Looking for a good book to curl up with? Find out which books made the top of our wishlists this month.
The Dead Are More Visible
Short stories are the ideal format for Steven Heighton-even though his last two novels were splashy adventure sagas, these tiny, distilled gems pack a greater punch.
A highlight: “Noughts and Crosses,” one woman’s obsessive, achingly emotional analysis of a breezy email from her former lover.
The Banned List
British political journalist John Rentoul has developed an ardent Twitter following for his delightfully persnickety list-keeping of all the overused phrases and clichés he wants erased from the vernacular. Now gathered together in a book, his exhaustive collection is a treat: At first, you’ll smugly scoff at the jargon, then blush when you realize you’ve employed a hackneyed saying or two.
(Available June 1)
Home
At 81, Toni Morrison still has it. Her new epic bears the usual trademark: muscular prose anchored by historical social context. This time, she’s cast her gaze on a black Korean War vet and his reluctant return to the town of his childhood, where his sister has been the victim of horrific medical experimentation.
Sneak peek: “Lotus, Georgia, is the worst place in the world, worse than any battlefield. At least on the field there is a goal, excitement, daring, and some chance of winning along with many chances of losing. Death is a sure thing but life is just as certain.”
Best antidote to Hair
Arcadia
Thirty-something Lauren Groff should be ill equipped to write about the hippie era, but in her latest novel she captures the politically, sexually and herbally charged late ’60s with perfect clarity. The book, about a patchouli-scented, free-loving hippie commune, follows one of its sons as he breaks away.
Best Father’s Day gift
Shakey
After 50 years and almost as many comebacks, Neil Young is still everywhere-he won 2011’s Artist of the Year Juno, frat boys strum his tunes around campfires, and Jimmy Fallon warbles in an uncannily Young-like falsetto on his late-night show. This month, the rocker is the subject of a new documentary; plus, he’s releasing a new album-no better time to revisit his early antics in this definitive biography by Jimmy McDonough.
Most gripping true-life story
Unorthodox
Deborah Feldman, formerly a member of the Satmar Hasidic sect of Williamsburg, Brooklyn, broke ties with her family and community after finding herself in a bad marriage. It’s an engrossing but challenging story that unpacks the tension between duty and individual freedom, tradition and change.
Most touching book about a robot
The Chemistry of Tears
Australian novelist Peter Carey is woefully under-read in North America-he’s one of the top historical fiction writers alive. His latest novel is a characteristically whimsical study of grief, death and the scary power of technology, as a museum curator obsessed with animating a 19th-century automaton becomes fixated on the notebooks of its mysterious Victorian commissioner.

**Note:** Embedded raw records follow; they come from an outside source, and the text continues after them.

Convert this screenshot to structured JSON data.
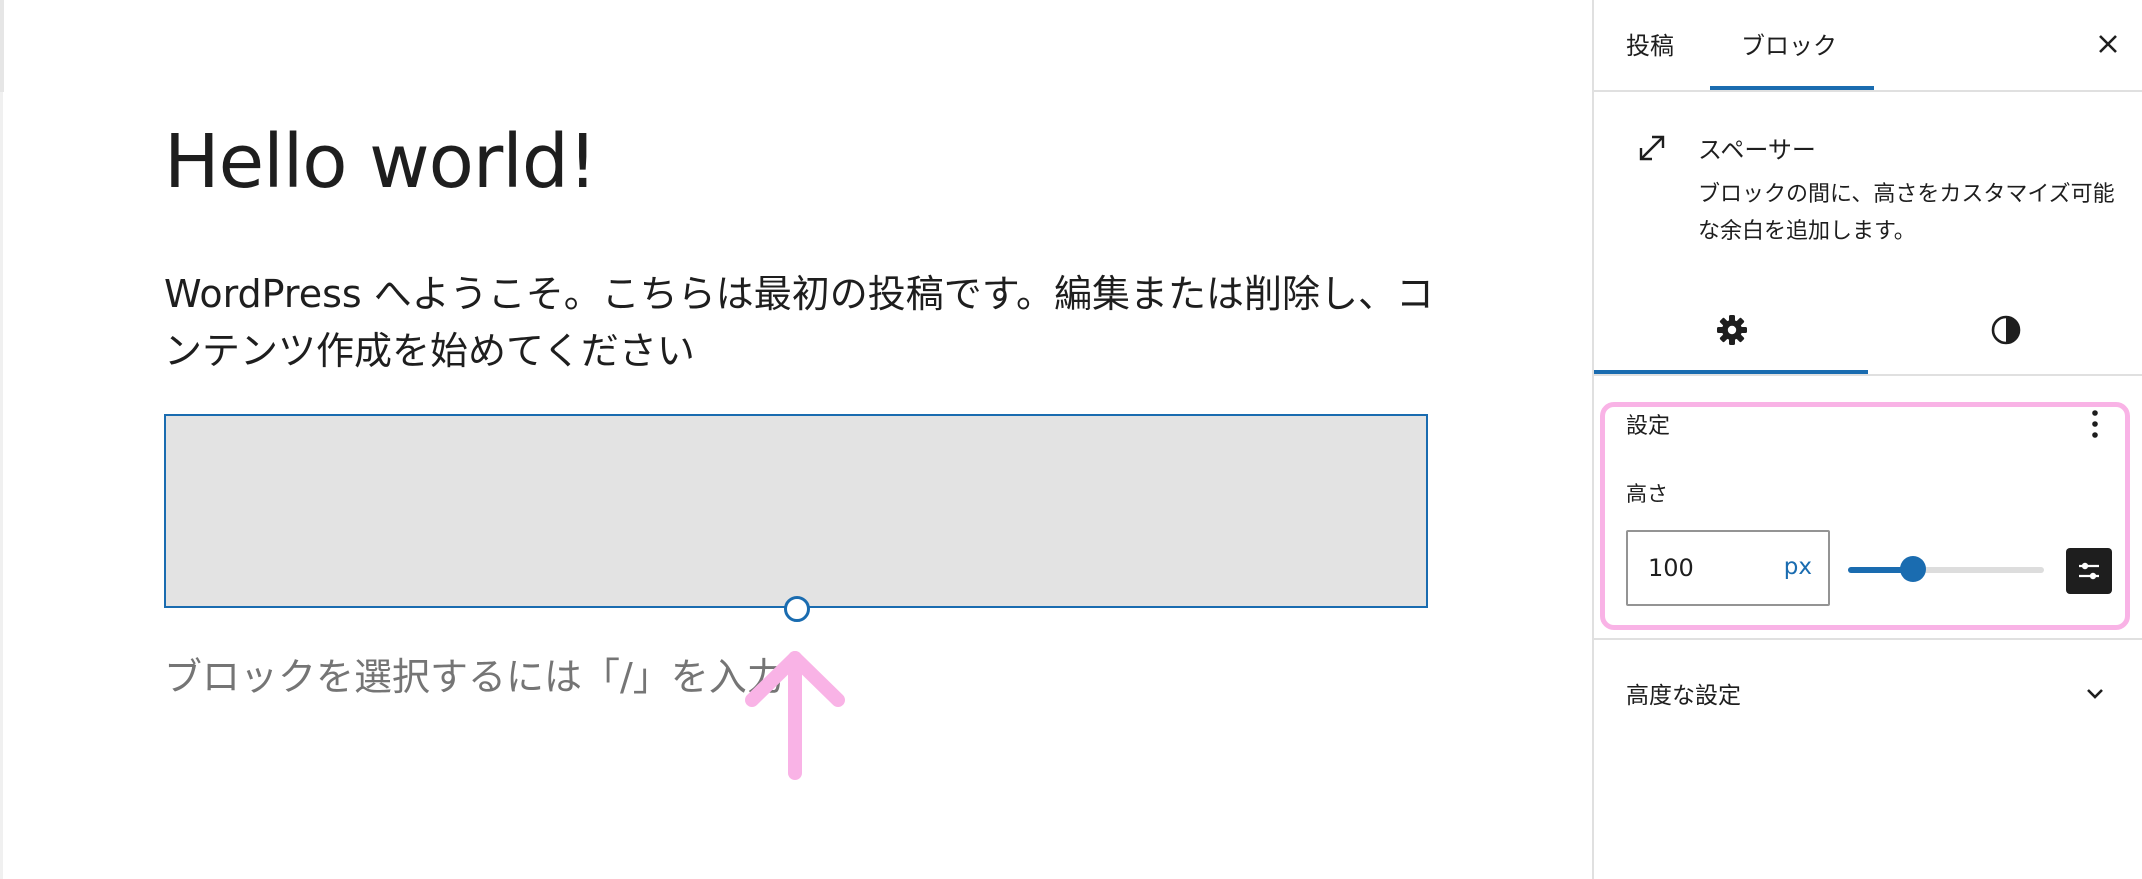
{
  "editor": {
    "post_title": "Hello world!",
    "paragraph": "WordPress へようこそ。こちらは最初の投稿です。編集または削除し、コンテンツ作成を始めてください",
    "appender_placeholder": "ブロックを選択するには「/」を入力"
  },
  "sidebar": {
    "tabs": [
      {
        "label": "投稿"
      },
      {
        "label": "ブロック",
        "active": true
      }
    ],
    "block_card": {
      "icon": "resize-arrows-icon",
      "name": "スペーサー",
      "description": "ブロックの間に、高さをカスタマイズ可能な余白を追加します。"
    },
    "inspector_tabs": [
      {
        "icon": "gear-icon",
        "active": true
      },
      {
        "icon": "contrast-icon"
      }
    ],
    "settings_panel": {
      "title": "設定",
      "height_label": "高さ",
      "height_value": "100",
      "unit": "px",
      "slider_fraction": 0.33
    },
    "advanced_panel": {
      "title": "高度な設定"
    }
  },
  "colors": {
    "accent": "#1a6cb0",
    "annotation": "#f9b3e6",
    "spacer_fill": "#e3e3e3"
  }
}
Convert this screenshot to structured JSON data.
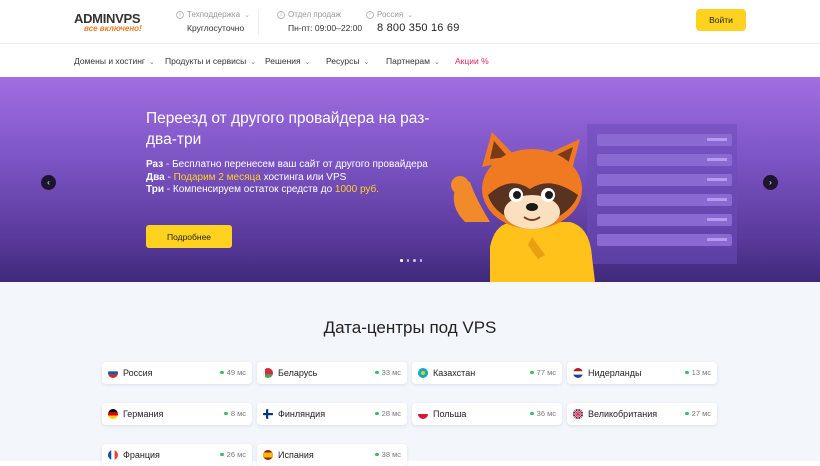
{
  "header": {
    "logo_main": "ADMINVPS",
    "logo_sub": "все включено!",
    "support": {
      "label": "Техподдержка",
      "value": "Круглосуточно"
    },
    "sales": {
      "label": "Отдел продаж",
      "value": "Пн-пт: 09:00–22:00"
    },
    "region": {
      "label": "Россия",
      "phone": "8 800 350 16 69"
    },
    "login_label": "Войти"
  },
  "nav": {
    "items": [
      {
        "label": "Домены и хостинг"
      },
      {
        "label": "Продукты и сервисы"
      },
      {
        "label": "Решения"
      },
      {
        "label": "Ресурсы"
      },
      {
        "label": "Партнерам"
      }
    ],
    "promo": "Акции %"
  },
  "hero": {
    "title": "Переезд от другого провайдера на раз-два-три",
    "line1_key": "Раз",
    "line1_text": " - Бесплатно перенесем ваш сайт от другого провайдера",
    "line2_key": "Два",
    "line2_sep": " - ",
    "line2_highlight": "Подарим 2 месяца",
    "line2_text": " хостинга или VPS",
    "line3_key": "Три",
    "line3_text": " - Компенсируем остаток средств до ",
    "line3_highlight": "1000 руб.",
    "button_label": "Подробнее",
    "slide_count": 4,
    "active_slide": 1
  },
  "datacenters": {
    "title": "Дата-центры под VPS",
    "items": [
      {
        "country": "Россия",
        "ping": "49 мс",
        "flag": "ru"
      },
      {
        "country": "Беларусь",
        "ping": "33 мс",
        "flag": "by"
      },
      {
        "country": "Казахстан",
        "ping": "77 мс",
        "flag": "kz"
      },
      {
        "country": "Нидерланды",
        "ping": "13 мс",
        "flag": "nl"
      },
      {
        "country": "Германия",
        "ping": "8 мс",
        "flag": "de"
      },
      {
        "country": "Финляндия",
        "ping": "28 мс",
        "flag": "fi"
      },
      {
        "country": "Польша",
        "ping": "36 мс",
        "flag": "pl"
      },
      {
        "country": "Великобритания",
        "ping": "27 мс",
        "flag": "gb"
      },
      {
        "country": "Франция",
        "ping": "26 мс",
        "flag": "fr"
      },
      {
        "country": "Испания",
        "ping": "38 мс",
        "flag": "es"
      }
    ]
  },
  "colors": {
    "accent": "#ffd21f",
    "promo": "#e0245e",
    "brand_orange": "#f07a21",
    "ping_ok": "#3bbf5c"
  }
}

Best deterrent to online dating
The Newlyweds
Nell Freudenberger has written a mail-order bride tale for the digital age: The title characters-she’s from Bangladesh, he’s from New York-fall in love online. That their marriage will be plagued by trouble is a foregone conclusion, but Freudenberger renders that tension with masterful observational writing and nuanced, original characters.
Best Canadian writing-period
Lives of Girls and Women
The grande dame of CanLit, Alice Munro (sorry, Atwood) says more in her clipped, economical prose than most writers can manage in hundreds of pages. She’ll be appearing at Toronto’s Luminato festival this month, and a look at her unforgettable, bracingly sharp coming-of-age collection is the perfect way to prepare.
The anti-Archie
Ed the Happy Clown
Way before he wrote about Métis leaders (Louis Riel) and prostitutes (Paying for It), cartoonist Chester Brown wrote about the misadventures of a Pollyannaish clown. And misadventures they are-he deals with cannibalistic pygmies, werewolves, and Ronald Reagan’s head transplanted onto an unfortunate part of his anatomy. It’s violent, surreal and totally uproarious, and it’s just been reissued.
Most jocular memoir
In Spite of Myself
It only took 50 years, but Christopher Plummer is finally getting his due, sweeping the awards circuit for his delightful turn in Beginners. He returns to Canada this summer for a one-man show at the Stratford Shakespeare Festival; to reacquaint yourself, try this autobiography, which sparkles with Plummer’s droll wit as he recounts his romps and capers through Hollywood, London and beyond.